3D printers produce solid-state battery technology for EVs and other uses


Work is under way on a pilot production line to demonstrate a 3D-printed solid-state battery technology.

Sakuú Corp. said the battery will be up to 50% smaller and 30% lighter than lithium-ion batteries, and would be less expensive to produce at scale. Currently, the battery has a capacity of 3 Amp hours.

Sakuú’s first-generation batteries use an MIT-developed binder jet printing process, which allows thin layers of ceramic and metal to be deposited in one build. The 3D printing process is relatively slow, but enables the batteries to be smaller and lighter, something that the company said could make them optimal for electric vehicles.

Sakuú is also testing high-voltage cathodes, which it said could achieve up to a 25% boost in energy density in its KeraCel solid-state battery.

The company said the 3D printing platform is able to print batteries for many different applications, including drones, vehicles, and cell phones, to name a few.

Solid-state batteries are still relatively unproven in terms of their longevity and stability, but some researchers have deemed the technology the “holy grail” of battery chemistry due to its high capacity and energy density.

The “raw materials in, finished product out” nature of the printer platform can help product developers reduce their dependency on other companies by streamlining their supply chains, said the company.
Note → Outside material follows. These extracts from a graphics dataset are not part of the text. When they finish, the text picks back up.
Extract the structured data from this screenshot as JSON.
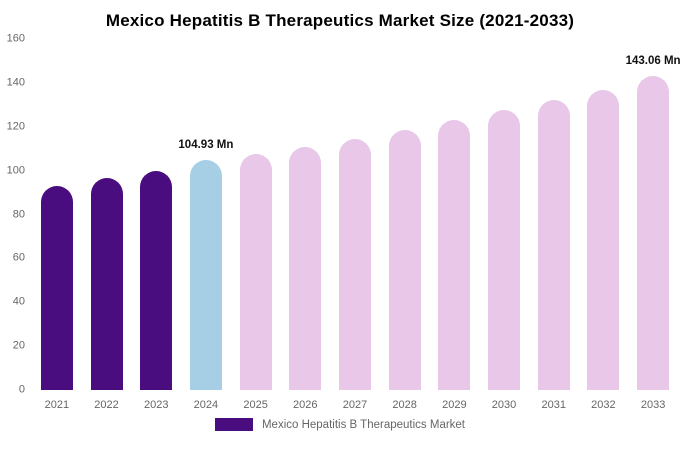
{
  "chart_data": {
    "type": "bar",
    "title": "Mexico Hepatitis B Therapeutics Market Size (2021-2033)",
    "categories": [
      "2021",
      "2022",
      "2023",
      "2024",
      "2025",
      "2026",
      "2027",
      "2028",
      "2029",
      "2030",
      "2031",
      "2032",
      "2033"
    ],
    "values": [
      93,
      96.5,
      100,
      104.93,
      107.5,
      111,
      114.5,
      118.5,
      123,
      127.5,
      132,
      137,
      143.06
    ],
    "bar_roles": [
      "historical",
      "historical",
      "historical",
      "highlight",
      "forecast",
      "forecast",
      "forecast",
      "forecast",
      "forecast",
      "forecast",
      "forecast",
      "forecast",
      "forecast"
    ],
    "colors": {
      "historical": "#4a0d7f",
      "highlight": "#a6cfe5",
      "forecast": "#e8c7e9"
    },
    "ylim": [
      0,
      160
    ],
    "yticks": [
      0,
      20,
      40,
      60,
      80,
      100,
      120,
      140,
      160
    ],
    "grid": false,
    "annotations": [
      {
        "index": 3,
        "label": "104.93 Mn"
      },
      {
        "index": 12,
        "label": "143.06 Mn"
      }
    ],
    "legend": [
      {
        "label": "Mexico Hepatitis B Therapeutics Market",
        "color": "#4a0d7f"
      }
    ],
    "legend_position": "bottom"
  }
}
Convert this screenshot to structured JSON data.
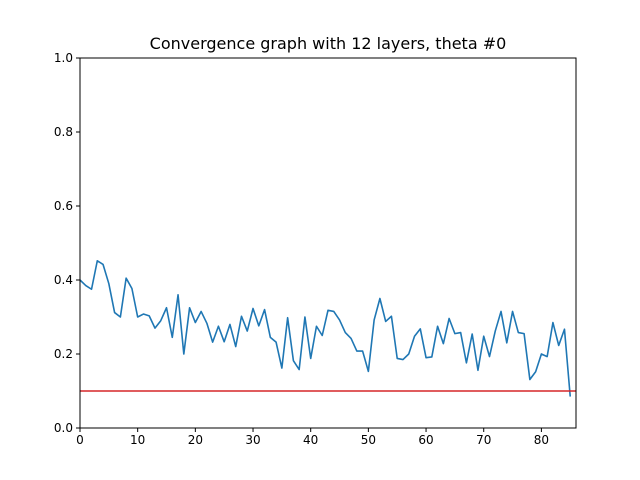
{
  "chart_data": {
    "type": "line",
    "title": "Convergence graph with 12 layers, theta #0",
    "xlabel": "",
    "ylabel": "",
    "xlim": [
      0,
      86
    ],
    "ylim": [
      0.0,
      1.0
    ],
    "grid": false,
    "xticks": [
      0,
      10,
      20,
      30,
      40,
      50,
      60,
      70,
      80
    ],
    "xtick_labels": [
      "0",
      "10",
      "20",
      "30",
      "40",
      "50",
      "60",
      "70",
      "80"
    ],
    "yticks": [
      0.0,
      0.2,
      0.4,
      0.6,
      0.8,
      1.0
    ],
    "ytick_labels": [
      "0.0",
      "0.2",
      "0.4",
      "0.6",
      "0.8",
      "1.0"
    ],
    "series": [
      {
        "color": "#1f77b4",
        "x": [
          0,
          1,
          2,
          3,
          4,
          5,
          6,
          7,
          8,
          9,
          10,
          11,
          12,
          13,
          14,
          15,
          16,
          17,
          18,
          19,
          20,
          21,
          22,
          23,
          24,
          25,
          26,
          27,
          28,
          29,
          30,
          31,
          32,
          33,
          34,
          35,
          36,
          37,
          38,
          39,
          40,
          41,
          42,
          43,
          44,
          45,
          46,
          47,
          48,
          49,
          50,
          51,
          52,
          53,
          54,
          55,
          56,
          57,
          58,
          59,
          60,
          61,
          62,
          63,
          64,
          65,
          66,
          67,
          68,
          69,
          70,
          71,
          72,
          73,
          74,
          75,
          76,
          77,
          78,
          79,
          80,
          81,
          82,
          83,
          84,
          85
        ],
        "y": [
          0.4,
          0.385,
          0.375,
          0.452,
          0.442,
          0.39,
          0.312,
          0.3,
          0.405,
          0.377,
          0.3,
          0.308,
          0.303,
          0.27,
          0.29,
          0.325,
          0.245,
          0.36,
          0.2,
          0.325,
          0.285,
          0.315,
          0.283,
          0.232,
          0.275,
          0.233,
          0.28,
          0.22,
          0.302,
          0.262,
          0.323,
          0.276,
          0.32,
          0.245,
          0.232,
          0.162,
          0.298,
          0.182,
          0.158,
          0.3,
          0.188,
          0.275,
          0.25,
          0.318,
          0.315,
          0.292,
          0.258,
          0.242,
          0.208,
          0.208,
          0.153,
          0.292,
          0.35,
          0.288,
          0.302,
          0.188,
          0.185,
          0.2,
          0.248,
          0.268,
          0.19,
          0.192,
          0.275,
          0.228,
          0.296,
          0.255,
          0.258,
          0.176,
          0.254,
          0.156,
          0.248,
          0.193,
          0.262,
          0.315,
          0.23,
          0.315,
          0.258,
          0.255,
          0.131,
          0.152,
          0.2,
          0.193,
          0.285,
          0.223,
          0.267,
          0.085
        ]
      },
      {
        "color": "#d62728",
        "x": [
          0,
          86
        ],
        "y": [
          0.1,
          0.1
        ]
      }
    ]
  }
}
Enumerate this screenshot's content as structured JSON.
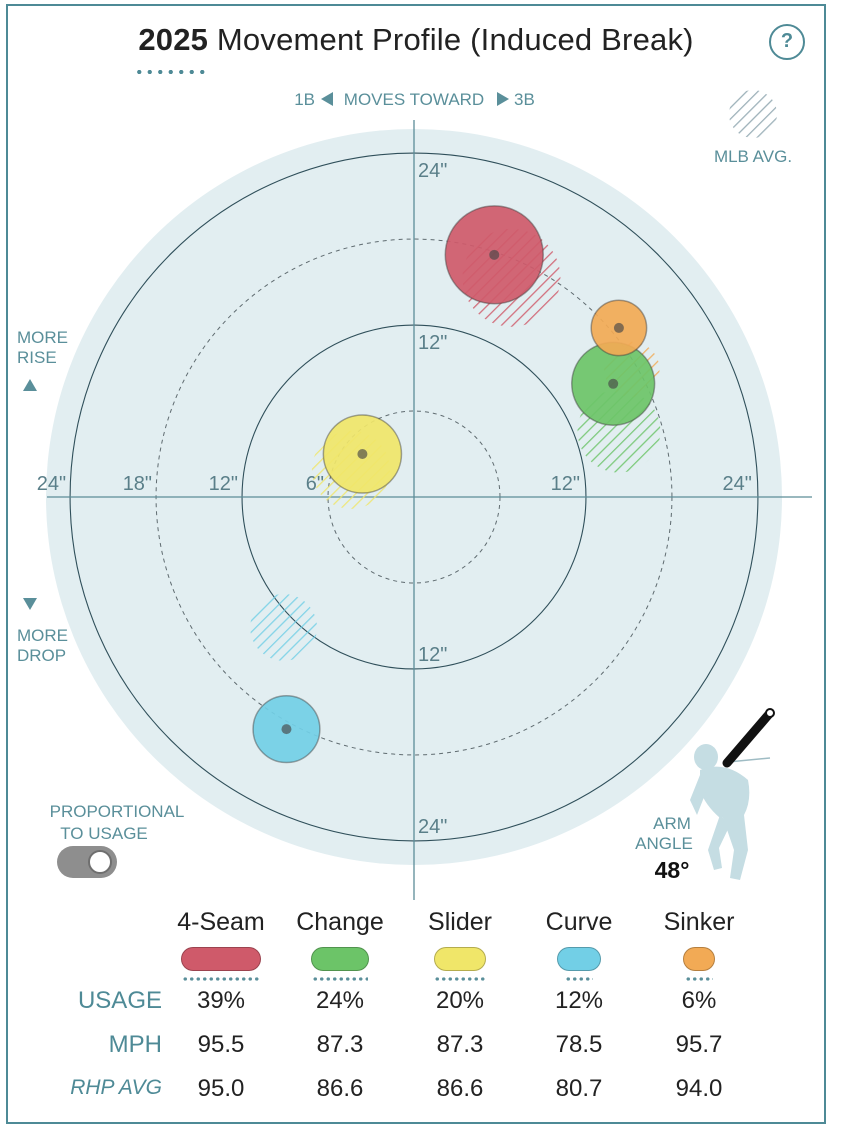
{
  "header": {
    "year": "2025",
    "title": "Movement Profile (Induced Break)",
    "help_label": "?"
  },
  "direction": {
    "left": "1B",
    "middle": "MOVES TOWARD",
    "right": "3B"
  },
  "mlb_avg_label": "MLB AVG.",
  "rise_label": [
    "MORE",
    "RISE"
  ],
  "drop_label": [
    "MORE",
    "DROP"
  ],
  "toggle": {
    "label": [
      "PROPORTIONAL",
      "TO USAGE"
    ],
    "on": true
  },
  "arm_angle": {
    "label": [
      "ARM",
      "ANGLE"
    ],
    "value": "48°"
  },
  "chart_data": {
    "type": "scatter",
    "title": "2025 Movement Profile (Induced Break)",
    "x_axis": {
      "label": "MOVES TOWARD",
      "negative_side": "1B",
      "positive_side": "3B",
      "unit": "inches"
    },
    "y_axis": {
      "positive_side": "MORE RISE",
      "negative_side": "MORE DROP",
      "unit": "inches"
    },
    "xlim": [
      -28,
      28
    ],
    "ylim": [
      -28,
      28
    ],
    "rings": [
      6,
      12,
      18,
      24
    ],
    "tick_labels": {
      "x": [
        {
          "value": -24,
          "label": "24\""
        },
        {
          "value": -18,
          "label": "18\""
        },
        {
          "value": -12,
          "label": "12\""
        },
        {
          "value": -6,
          "label": "6\""
        },
        {
          "value": 12,
          "label": "12\""
        },
        {
          "value": 24,
          "label": "24\""
        }
      ],
      "y": [
        {
          "value": 24,
          "label": "24\""
        },
        {
          "value": 12,
          "label": "12\""
        },
        {
          "value": -12,
          "label": "12\""
        },
        {
          "value": -24,
          "label": "24\""
        }
      ]
    },
    "series": [
      {
        "name": "4-Seam",
        "color": "#cf5a6a",
        "x": 5.6,
        "y": 16.9,
        "usage_pct": 39,
        "avg_x": 6.8,
        "avg_y": 15.3
      },
      {
        "name": "Change",
        "color": "#6cc468",
        "x": 13.9,
        "y": 7.9,
        "usage_pct": 24,
        "avg_x": 14.3,
        "avg_y": 4.6
      },
      {
        "name": "Slider",
        "color": "#f0e669",
        "x": -3.6,
        "y": 3.0,
        "usage_pct": 20,
        "avg_x": -4.4,
        "avg_y": 1.9
      },
      {
        "name": "Curve",
        "color": "#72cfe6",
        "x": -8.9,
        "y": -16.2,
        "usage_pct": 12,
        "avg_x": -9.1,
        "avg_y": -9.1
      },
      {
        "name": "Sinker",
        "color": "#f2aa55",
        "x": 14.3,
        "y": 11.8,
        "usage_pct": 6,
        "avg_x": 15.2,
        "avg_y": 8.9
      }
    ]
  },
  "table": {
    "row_labels": {
      "usage": "USAGE",
      "mph": "MPH",
      "rhp_avg": "RHP AVG"
    },
    "pitches": [
      {
        "name": "4-Seam",
        "color": "#cf5a6a",
        "usage": "39%",
        "mph": "95.5",
        "rhp_avg": "95.0"
      },
      {
        "name": "Change",
        "color": "#6cc468",
        "usage": "24%",
        "mph": "87.3",
        "rhp_avg": "86.6"
      },
      {
        "name": "Slider",
        "color": "#f0e669",
        "usage": "20%",
        "mph": "87.3",
        "rhp_avg": "86.6"
      },
      {
        "name": "Curve",
        "color": "#72cfe6",
        "usage": "12%",
        "mph": "78.5",
        "rhp_avg": "80.7"
      },
      {
        "name": "Sinker",
        "color": "#f2aa55",
        "usage": "6%",
        "mph": "95.7",
        "rhp_avg": "94.0"
      }
    ]
  }
}
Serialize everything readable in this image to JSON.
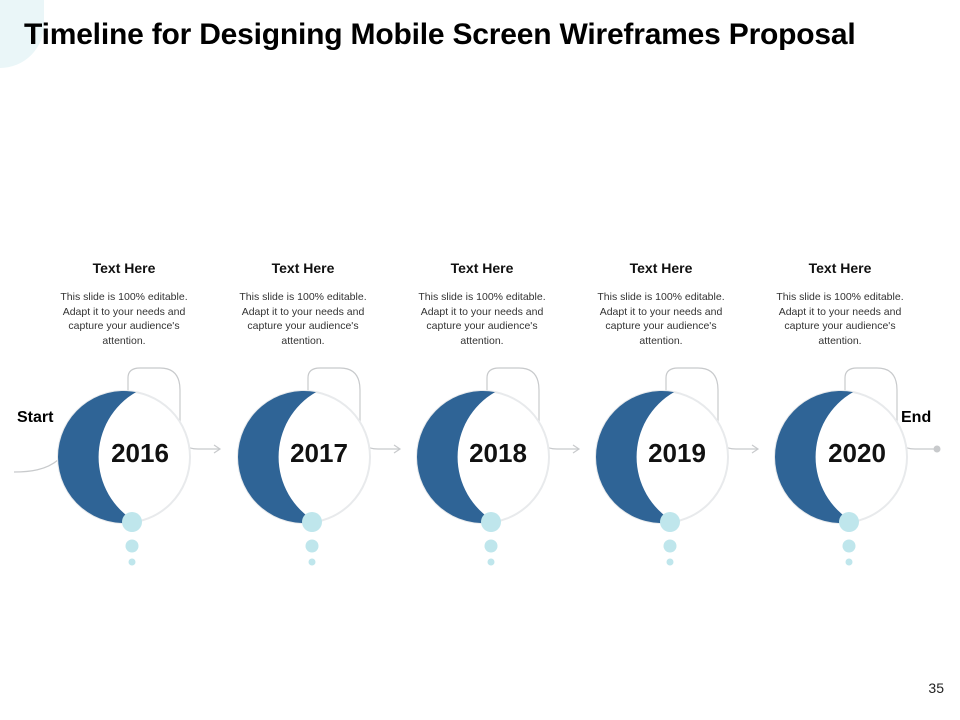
{
  "slide": {
    "title": "Timeline for Designing Mobile Screen Wireframes Proposal",
    "page_number": "35",
    "start_label": "Start",
    "end_label": "End"
  },
  "colors": {
    "accent": "#2f6496",
    "light_accent": "#bfe6ec",
    "ring": "#e8eaec",
    "connector": "#c8cacc"
  },
  "milestones": [
    {
      "year": "2016",
      "title": "Text Here",
      "text": "This slide is 100% editable. Adapt it to your needs and capture your audience's attention."
    },
    {
      "year": "2017",
      "title": "Text Here",
      "text": "This slide is 100% editable. Adapt it to your needs and capture your audience's attention."
    },
    {
      "year": "2018",
      "title": "Text Here",
      "text": "This slide is 100% editable. Adapt it to your needs and capture your audience's attention."
    },
    {
      "year": "2019",
      "title": "Text Here",
      "text": "This slide is 100% editable. Adapt it to your needs and capture your audience's attention."
    },
    {
      "year": "2020",
      "title": "Text Here",
      "text": "This slide is 100% editable. Adapt it to your needs and capture your audience's attention."
    }
  ]
}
The facility is expected to be completed and operational by the end of the year. It will serve as both a pilot production line and customer learning center for Sakuú’s additive manufacturing platform.

The San Jose, California-based company is working with Relevant Industrial and Honeywell Process Solutions on the product line. The two will help Sakuú scale-up the facility in a second phase scheduled for 2022, when production may be up to 1 GWh per year.